In point of fact he had answered the question. When he would not deny that such promise had been made, there could no longer be any doubt of the truth of what Lady Mary had written. Of course the whole truth had now been elicited. He was not married but he was engaged;--engaged to a girl of whom he knew nothing, a Roman Catholic, Irish, fatherless, almost nameless,--to one who had never been seen in good society, one of whom no description could be given, of whom no record could be made in the peerage that would not be altogether disgraceful, a girl of whom he was ashamed to speak before those to whom he owed duty and submission!

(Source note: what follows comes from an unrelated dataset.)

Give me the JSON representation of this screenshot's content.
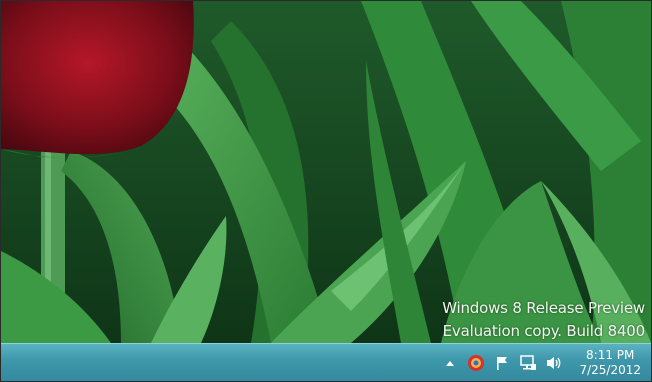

That there might be a way to escape the evil even yet Lady Scroope acknowledged to herself fully. Many men promise marriage but do not keep the promise they have made. This lady, who herself was really good,--unselfish, affectionate, religious, actuated by a sense of duty in all that she did, whose life had been almost austerely moral, entertained an idea that young men, such as Fred Neville, very commonly made such promises with very little thought of keeping them. She did not expect young men to be governed by principles such as those to which young ladies are bound to submit themselves. She almost supposed that heaven had a different code of laws for men and women in her condition of life, and that salvation was offered on very different terms to the two sexes. The breach of any such promise as the heir of Scroope could have made to such a girl as this Miss O'Hara would be a perjury at which Jove might certainly be expected to laugh. But in her catalogue there were sins for which no young men could hope to be forgiven; and the sin of such a marriage as this would certainly be beyond pardon.
Of the injury which was to be done to Miss O'Hara, it may be said with certainty that she thought not at all. In her eyes it would be no injury, but simple justice,--no more than a proper punishment for intrigue and wicked ambition. Without having seen the enemy to the family of Scroope, or even having heard a word to her disparagement, she could feel sure that the girl was bad,--that these O'Haras were vulgar and false impostors, persons against whom she could put out all her strength without any prick of conscience. Women in such matters are always hard against women, and especially hard against those whom they believe to belong to a class below their own. Certainly no feeling of mercy would induce her to hold her hand in this task of saving her husband's nephew from an ill-assorted marriage. Mercy to Miss O'Hara! Lady Scroope had the name of being a very charitable woman. She gave away money. She visited the poor. She had laboured hard to make the cottages on the estate clean and comfortable. She denied herself many things that she might give to others. But she would have no more mercy on such a one as Miss O'Hara, than a farmer's labourer would have on a rat!